Rita and Madeline, too, were struck by the positive tone that permeated the event. “There was a strong sense of optimism,” they report. “Participants were sharing their problems but not in a pessimistic way. They weren’t complaining, just sharing, and they were finding solutions within the group.”

Indeed, when it came to Africa’s reputation for valuing community and sharing its burdens and benefits, the gathering did not disappoint.
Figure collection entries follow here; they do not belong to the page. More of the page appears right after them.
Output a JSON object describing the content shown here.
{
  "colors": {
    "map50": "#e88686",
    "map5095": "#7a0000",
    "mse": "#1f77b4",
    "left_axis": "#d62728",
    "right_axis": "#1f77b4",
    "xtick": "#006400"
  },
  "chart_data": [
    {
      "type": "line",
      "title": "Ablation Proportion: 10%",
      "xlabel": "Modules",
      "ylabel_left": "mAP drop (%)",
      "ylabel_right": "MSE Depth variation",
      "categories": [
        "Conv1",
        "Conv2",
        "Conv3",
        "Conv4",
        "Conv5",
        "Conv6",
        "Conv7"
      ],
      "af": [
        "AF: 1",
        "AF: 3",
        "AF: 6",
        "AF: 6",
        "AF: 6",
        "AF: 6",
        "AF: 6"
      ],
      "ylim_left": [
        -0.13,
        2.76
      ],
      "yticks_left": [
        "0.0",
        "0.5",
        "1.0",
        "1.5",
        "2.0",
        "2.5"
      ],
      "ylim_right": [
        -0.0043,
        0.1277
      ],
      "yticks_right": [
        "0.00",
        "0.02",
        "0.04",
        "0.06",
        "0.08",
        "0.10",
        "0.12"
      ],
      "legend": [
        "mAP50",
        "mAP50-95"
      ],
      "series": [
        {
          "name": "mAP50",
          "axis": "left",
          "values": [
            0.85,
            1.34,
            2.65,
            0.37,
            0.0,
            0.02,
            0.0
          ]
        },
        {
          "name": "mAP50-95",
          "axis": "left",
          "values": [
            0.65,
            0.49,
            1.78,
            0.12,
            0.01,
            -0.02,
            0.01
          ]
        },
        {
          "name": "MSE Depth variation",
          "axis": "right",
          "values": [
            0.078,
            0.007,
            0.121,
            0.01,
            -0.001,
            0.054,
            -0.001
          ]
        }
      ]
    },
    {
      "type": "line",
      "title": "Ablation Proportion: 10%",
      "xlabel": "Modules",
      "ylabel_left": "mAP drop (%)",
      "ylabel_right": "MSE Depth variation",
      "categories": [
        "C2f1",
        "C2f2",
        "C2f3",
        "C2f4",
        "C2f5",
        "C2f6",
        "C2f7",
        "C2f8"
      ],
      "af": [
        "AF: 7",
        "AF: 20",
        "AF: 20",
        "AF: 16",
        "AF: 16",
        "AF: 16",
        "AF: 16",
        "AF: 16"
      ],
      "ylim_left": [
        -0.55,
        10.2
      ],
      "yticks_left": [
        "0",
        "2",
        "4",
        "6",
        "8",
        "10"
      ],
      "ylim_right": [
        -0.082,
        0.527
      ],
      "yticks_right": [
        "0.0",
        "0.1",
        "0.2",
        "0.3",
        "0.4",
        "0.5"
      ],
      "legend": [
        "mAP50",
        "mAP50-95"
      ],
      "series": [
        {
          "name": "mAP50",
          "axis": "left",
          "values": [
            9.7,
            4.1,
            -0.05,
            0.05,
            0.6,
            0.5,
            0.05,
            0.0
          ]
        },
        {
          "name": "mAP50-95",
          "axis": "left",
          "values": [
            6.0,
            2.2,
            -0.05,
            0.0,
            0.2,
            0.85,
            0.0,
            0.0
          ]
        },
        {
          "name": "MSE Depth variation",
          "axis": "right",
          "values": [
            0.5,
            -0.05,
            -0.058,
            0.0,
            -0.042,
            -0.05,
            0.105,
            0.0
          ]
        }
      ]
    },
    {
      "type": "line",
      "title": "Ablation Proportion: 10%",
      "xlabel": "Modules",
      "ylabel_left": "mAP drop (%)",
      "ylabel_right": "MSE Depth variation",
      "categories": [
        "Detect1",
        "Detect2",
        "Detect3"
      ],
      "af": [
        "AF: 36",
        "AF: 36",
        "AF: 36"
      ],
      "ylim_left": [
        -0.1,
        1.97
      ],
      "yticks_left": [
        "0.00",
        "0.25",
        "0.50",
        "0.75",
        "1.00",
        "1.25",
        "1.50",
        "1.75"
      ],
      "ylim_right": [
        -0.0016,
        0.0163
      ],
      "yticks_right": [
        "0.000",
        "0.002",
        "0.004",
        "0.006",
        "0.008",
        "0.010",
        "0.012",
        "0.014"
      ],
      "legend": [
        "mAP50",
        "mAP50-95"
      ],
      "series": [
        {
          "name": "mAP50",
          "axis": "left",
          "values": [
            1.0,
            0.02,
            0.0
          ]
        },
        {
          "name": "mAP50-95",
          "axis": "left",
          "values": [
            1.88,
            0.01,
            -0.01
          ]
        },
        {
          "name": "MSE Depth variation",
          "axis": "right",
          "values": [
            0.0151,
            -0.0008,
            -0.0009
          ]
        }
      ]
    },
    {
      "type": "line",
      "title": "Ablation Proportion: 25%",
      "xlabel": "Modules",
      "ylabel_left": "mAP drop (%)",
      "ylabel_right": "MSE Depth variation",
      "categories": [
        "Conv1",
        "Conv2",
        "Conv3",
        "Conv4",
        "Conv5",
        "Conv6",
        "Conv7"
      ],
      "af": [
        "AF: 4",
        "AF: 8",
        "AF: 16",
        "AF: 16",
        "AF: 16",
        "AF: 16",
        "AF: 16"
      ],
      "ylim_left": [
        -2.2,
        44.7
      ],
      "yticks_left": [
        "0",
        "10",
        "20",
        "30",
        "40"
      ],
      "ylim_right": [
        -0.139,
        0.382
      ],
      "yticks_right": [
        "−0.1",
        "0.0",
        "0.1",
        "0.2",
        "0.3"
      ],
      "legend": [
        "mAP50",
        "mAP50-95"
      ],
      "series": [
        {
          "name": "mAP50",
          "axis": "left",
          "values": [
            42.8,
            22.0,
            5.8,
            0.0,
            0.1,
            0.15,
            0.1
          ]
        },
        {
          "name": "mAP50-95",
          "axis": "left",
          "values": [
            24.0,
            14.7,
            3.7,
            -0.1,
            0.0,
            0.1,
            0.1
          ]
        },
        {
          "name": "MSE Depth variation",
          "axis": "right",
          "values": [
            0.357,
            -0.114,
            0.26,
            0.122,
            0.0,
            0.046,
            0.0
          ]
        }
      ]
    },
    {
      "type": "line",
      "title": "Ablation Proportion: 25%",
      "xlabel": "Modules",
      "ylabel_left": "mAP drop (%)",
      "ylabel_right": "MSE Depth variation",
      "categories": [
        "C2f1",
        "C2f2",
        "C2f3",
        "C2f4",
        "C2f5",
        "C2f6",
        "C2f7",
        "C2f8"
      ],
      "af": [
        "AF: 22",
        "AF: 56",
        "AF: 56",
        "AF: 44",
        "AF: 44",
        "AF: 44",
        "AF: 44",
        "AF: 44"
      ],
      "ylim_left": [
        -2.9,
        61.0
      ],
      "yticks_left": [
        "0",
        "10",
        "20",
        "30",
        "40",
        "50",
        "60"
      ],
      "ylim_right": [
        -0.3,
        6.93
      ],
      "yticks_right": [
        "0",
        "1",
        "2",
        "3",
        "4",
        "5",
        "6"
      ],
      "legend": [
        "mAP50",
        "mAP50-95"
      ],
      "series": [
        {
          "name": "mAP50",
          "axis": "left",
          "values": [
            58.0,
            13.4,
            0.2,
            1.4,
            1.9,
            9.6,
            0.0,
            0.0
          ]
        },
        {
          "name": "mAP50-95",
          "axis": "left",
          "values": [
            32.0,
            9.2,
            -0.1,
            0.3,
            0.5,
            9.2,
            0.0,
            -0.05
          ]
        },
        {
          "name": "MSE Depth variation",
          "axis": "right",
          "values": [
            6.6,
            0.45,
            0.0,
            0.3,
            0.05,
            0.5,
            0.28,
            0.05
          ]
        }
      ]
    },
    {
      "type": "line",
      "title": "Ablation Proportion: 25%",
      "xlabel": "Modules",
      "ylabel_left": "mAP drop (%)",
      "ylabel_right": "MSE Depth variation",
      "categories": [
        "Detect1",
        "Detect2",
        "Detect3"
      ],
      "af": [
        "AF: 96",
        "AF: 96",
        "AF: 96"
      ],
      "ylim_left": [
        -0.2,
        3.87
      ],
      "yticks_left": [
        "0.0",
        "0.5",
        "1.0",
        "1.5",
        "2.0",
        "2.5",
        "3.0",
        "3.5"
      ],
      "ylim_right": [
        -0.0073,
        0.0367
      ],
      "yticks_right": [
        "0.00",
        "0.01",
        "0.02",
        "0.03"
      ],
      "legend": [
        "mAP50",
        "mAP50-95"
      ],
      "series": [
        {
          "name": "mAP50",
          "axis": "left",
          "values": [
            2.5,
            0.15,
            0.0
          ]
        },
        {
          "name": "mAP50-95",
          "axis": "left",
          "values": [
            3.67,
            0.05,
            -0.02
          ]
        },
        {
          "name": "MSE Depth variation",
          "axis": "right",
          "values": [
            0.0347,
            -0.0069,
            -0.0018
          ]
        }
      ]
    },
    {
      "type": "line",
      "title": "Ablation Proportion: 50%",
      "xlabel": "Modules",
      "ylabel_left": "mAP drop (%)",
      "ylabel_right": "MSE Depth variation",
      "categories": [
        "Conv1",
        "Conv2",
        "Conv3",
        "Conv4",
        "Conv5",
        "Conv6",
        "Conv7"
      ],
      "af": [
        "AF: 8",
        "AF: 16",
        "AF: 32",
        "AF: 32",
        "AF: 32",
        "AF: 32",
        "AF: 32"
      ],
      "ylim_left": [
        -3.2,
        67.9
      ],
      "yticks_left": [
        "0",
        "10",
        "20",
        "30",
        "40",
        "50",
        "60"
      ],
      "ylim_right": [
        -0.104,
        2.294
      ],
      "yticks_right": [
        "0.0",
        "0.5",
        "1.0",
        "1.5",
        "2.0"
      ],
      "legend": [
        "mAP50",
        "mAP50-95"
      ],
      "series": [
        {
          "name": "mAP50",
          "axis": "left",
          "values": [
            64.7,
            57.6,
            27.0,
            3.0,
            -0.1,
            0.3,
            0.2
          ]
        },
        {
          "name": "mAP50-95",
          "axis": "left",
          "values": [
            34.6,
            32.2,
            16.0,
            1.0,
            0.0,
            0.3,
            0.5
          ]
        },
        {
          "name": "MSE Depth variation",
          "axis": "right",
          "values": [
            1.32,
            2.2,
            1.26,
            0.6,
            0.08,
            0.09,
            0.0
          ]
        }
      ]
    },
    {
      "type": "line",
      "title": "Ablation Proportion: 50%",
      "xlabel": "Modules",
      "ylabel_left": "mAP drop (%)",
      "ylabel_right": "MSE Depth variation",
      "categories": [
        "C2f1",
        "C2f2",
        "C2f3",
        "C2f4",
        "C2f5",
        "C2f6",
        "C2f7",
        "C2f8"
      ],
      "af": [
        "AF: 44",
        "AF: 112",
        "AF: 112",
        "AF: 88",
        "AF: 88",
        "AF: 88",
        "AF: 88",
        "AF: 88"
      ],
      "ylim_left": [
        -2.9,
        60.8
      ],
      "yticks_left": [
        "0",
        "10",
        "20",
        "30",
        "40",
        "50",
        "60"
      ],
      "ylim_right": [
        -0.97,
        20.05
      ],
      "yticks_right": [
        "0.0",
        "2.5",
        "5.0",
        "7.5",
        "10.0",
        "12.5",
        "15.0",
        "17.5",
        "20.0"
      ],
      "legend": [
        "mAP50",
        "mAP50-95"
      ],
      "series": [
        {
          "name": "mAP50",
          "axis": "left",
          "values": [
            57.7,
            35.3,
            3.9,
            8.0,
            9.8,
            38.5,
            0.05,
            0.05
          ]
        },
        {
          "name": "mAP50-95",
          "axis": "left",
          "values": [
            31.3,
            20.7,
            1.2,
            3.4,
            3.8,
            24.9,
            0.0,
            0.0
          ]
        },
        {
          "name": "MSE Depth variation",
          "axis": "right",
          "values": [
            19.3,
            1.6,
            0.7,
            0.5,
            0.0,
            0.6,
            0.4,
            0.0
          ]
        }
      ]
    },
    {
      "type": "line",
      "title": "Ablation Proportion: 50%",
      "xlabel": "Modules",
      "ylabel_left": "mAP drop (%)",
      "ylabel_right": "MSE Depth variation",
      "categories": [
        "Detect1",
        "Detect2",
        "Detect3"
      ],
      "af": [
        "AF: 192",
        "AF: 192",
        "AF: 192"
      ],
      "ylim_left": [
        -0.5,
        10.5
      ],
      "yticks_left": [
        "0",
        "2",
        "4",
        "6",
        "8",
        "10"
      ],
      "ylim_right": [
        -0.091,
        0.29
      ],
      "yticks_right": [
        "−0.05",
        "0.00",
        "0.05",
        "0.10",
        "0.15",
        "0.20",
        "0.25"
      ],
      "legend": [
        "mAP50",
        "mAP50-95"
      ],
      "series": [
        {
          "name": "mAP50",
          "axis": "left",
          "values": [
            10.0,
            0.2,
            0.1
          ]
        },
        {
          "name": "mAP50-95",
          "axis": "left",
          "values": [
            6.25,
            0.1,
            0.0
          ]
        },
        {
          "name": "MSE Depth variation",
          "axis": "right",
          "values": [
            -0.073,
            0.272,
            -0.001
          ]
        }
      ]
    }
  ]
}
Annie says: “Doctors from one hospital would say we have this challenge, and then someone from another hospital would say, this is how we overcome that.”

She also felt the power of the Angels community: “It felt real, the sense that we do have support, even here in Kenya.” 

Making treatment affordable will be a key objective in this as in other developing regions, and it’s one that will ultimately need government support. A stroke can wipe out a family’s income and support system in an instant, with vast costs accumulating to society and the economy. To influence policy, authorities need to be made aware of this burden and become convinced that there is a solution that works. 

“We need to have a success,” Rita says. 

They made not have very long to wait. The Angels journey in East Africa may have only just started, but if the first event is anything to go by, community holds the key and success is the destination.